Tribunal Administratif de Poitiers — Décision N° TA86-2402485

mercredi 21 mai 2025

JuridictionTribunal Administratif de Poitiers
SectionTribunal Administratif de Poitiers
N° DossierTA86-2402485
TypeDécision
RecoursExcès de pouvoir
Formation3ème chambre
Avocat requérantCAZANAVE

Résumé IA

Le Tribunal Administratif de Poitiers a rejeté la requête de M. A, ressortissant bangladais, qui contestait l'arrêté du 8 août 2024 de la préfète de la Charente lui refusant un titre de séjour, l'obligeant à quitter le territoire et fixant le pays de renvoi. Le tribunal a écarté le moyen de défaut d'examen, estimant que l'arrêté était suffisamment motivé.
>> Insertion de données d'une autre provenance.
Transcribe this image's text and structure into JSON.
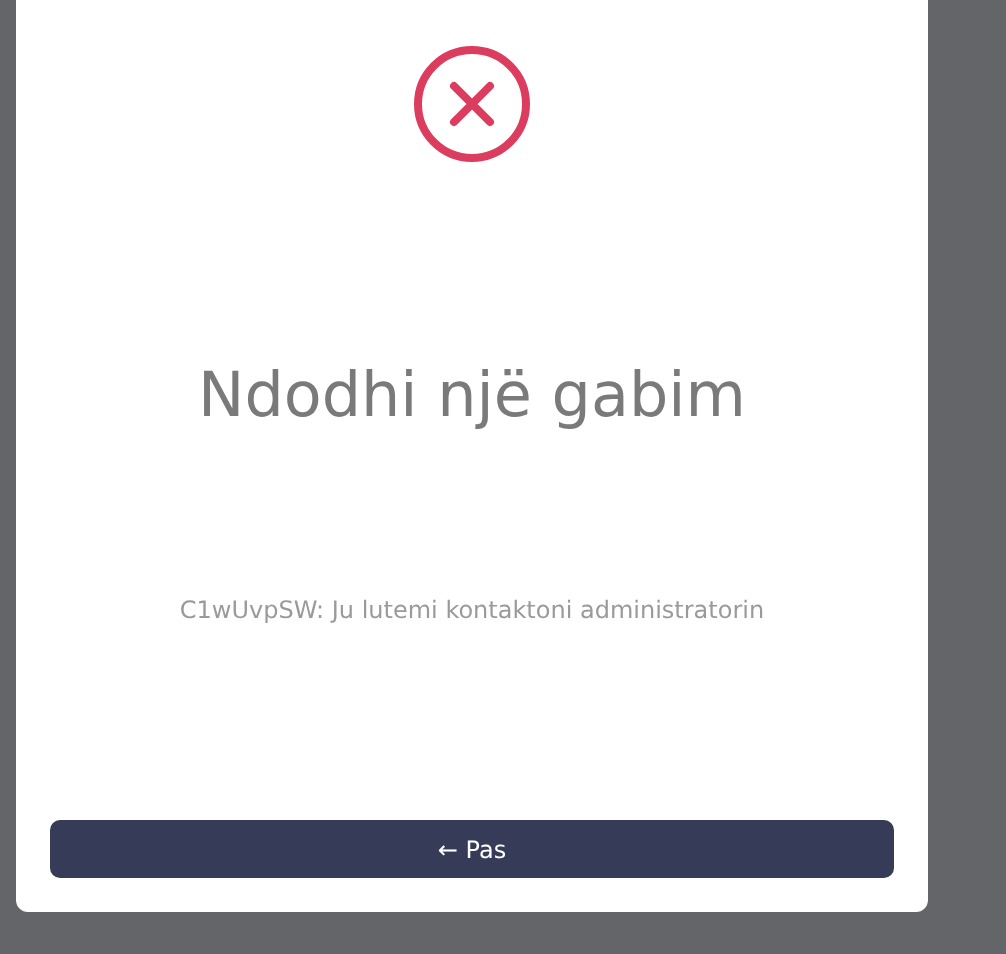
{
  "dialog": {
    "title": "Ndodhi një gabim",
    "message": "C1wUvpSW: Ju lutemi kontaktoni administratorin",
    "button": "← Pas"
  }
}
Sur le refus de titre de séjour, il a jugé que la présence de M. A en France (trois ans et un mois) et son emploi à temps partiel ne constituaient pas des motifs exceptionnels justifiant une admission exceptionnelle au séjour au sens de l'article L. 435-1 du code de l'entrée et du séjour des étrangers et du droit d'asile. La solution retenue est le rejet de l'ensemble des demandes de M. A.

Texte intégral

Vu la procédure suivante :

Par une requête, enregistrée le 12 septembre 2024, M. B A, représenté par Me Cazanave, demande au tribunal :

1°) d'annuler l'arrêté du 8 août 2024 par lequel la préfète de la Charente a refusé de lui délivrer un titre de séjour, l'a obligé à quitter le territoire français dans un délai de trente jours et a fixé le pays de renvoi ;

2°) d'enjoindre à la préfète de la Charente de lui délivrer une autorisation provisoire de séjour et de procéder au réexamen de sa situation, dans un délai d'un mois à compter du jugement à intervenir ;

3°) de mettre à la charge de l'Etat, à titre principal, la somme de 1 250 euros au titre des dispositions combinées de l'article L. 761-1 du code de justice administrative et de l'article 37 de la loi du 10 juillet 1991 qui sera recouvrée par Me Cazanave après renonciation au bénéfice de l'aide juridictionnelle et, à titre subsidiaire et en cas d'absence d'aide juridictionnelle, la somme de 1 250 euros sur le seul fondement de l'article L. 761-1 du code de justice administrative.

Il soutient que :

- sa requête est recevable

Sur l'arrêté dans son ensemble :

- il est entaché d'un défaut d'examen de sa situation personnelle ;

Sur la décision portant refus de délivrance d'un titre de séjour :

- elle est entachée d'une erreur manifeste d'appréciation et d'une erreur manifeste dans l'appréciation de ses conséquences sur sa situation personnelle ;

Sur la décision portant obligation de quitter le territoire français :

- elle est illégale par voie de conséquence de l'illégalité entachant la décision portant refus de délivrance d'un titre de séjour ;

- elle est atteinte d'une erreur manifeste dans l'appréciation de ses conséquences sur sa situation personnelle;

Sur la décision fixant le pays de renvoi :

- elle est illégale par voie de conséquence de l'illégalité entachant les décisions portant refus de délivrance d'un titre de séjour et obligation de quitter le territoire français ;

- elle méconnait les stipulations de l'article 3 de la convention européenne de sauvegarde des droits de l'homme et des libertés fondamentales ainsi que les dispositions de l'article L. 721-4 du code de l'entrée et du séjour des étrangers et du droit d'asile.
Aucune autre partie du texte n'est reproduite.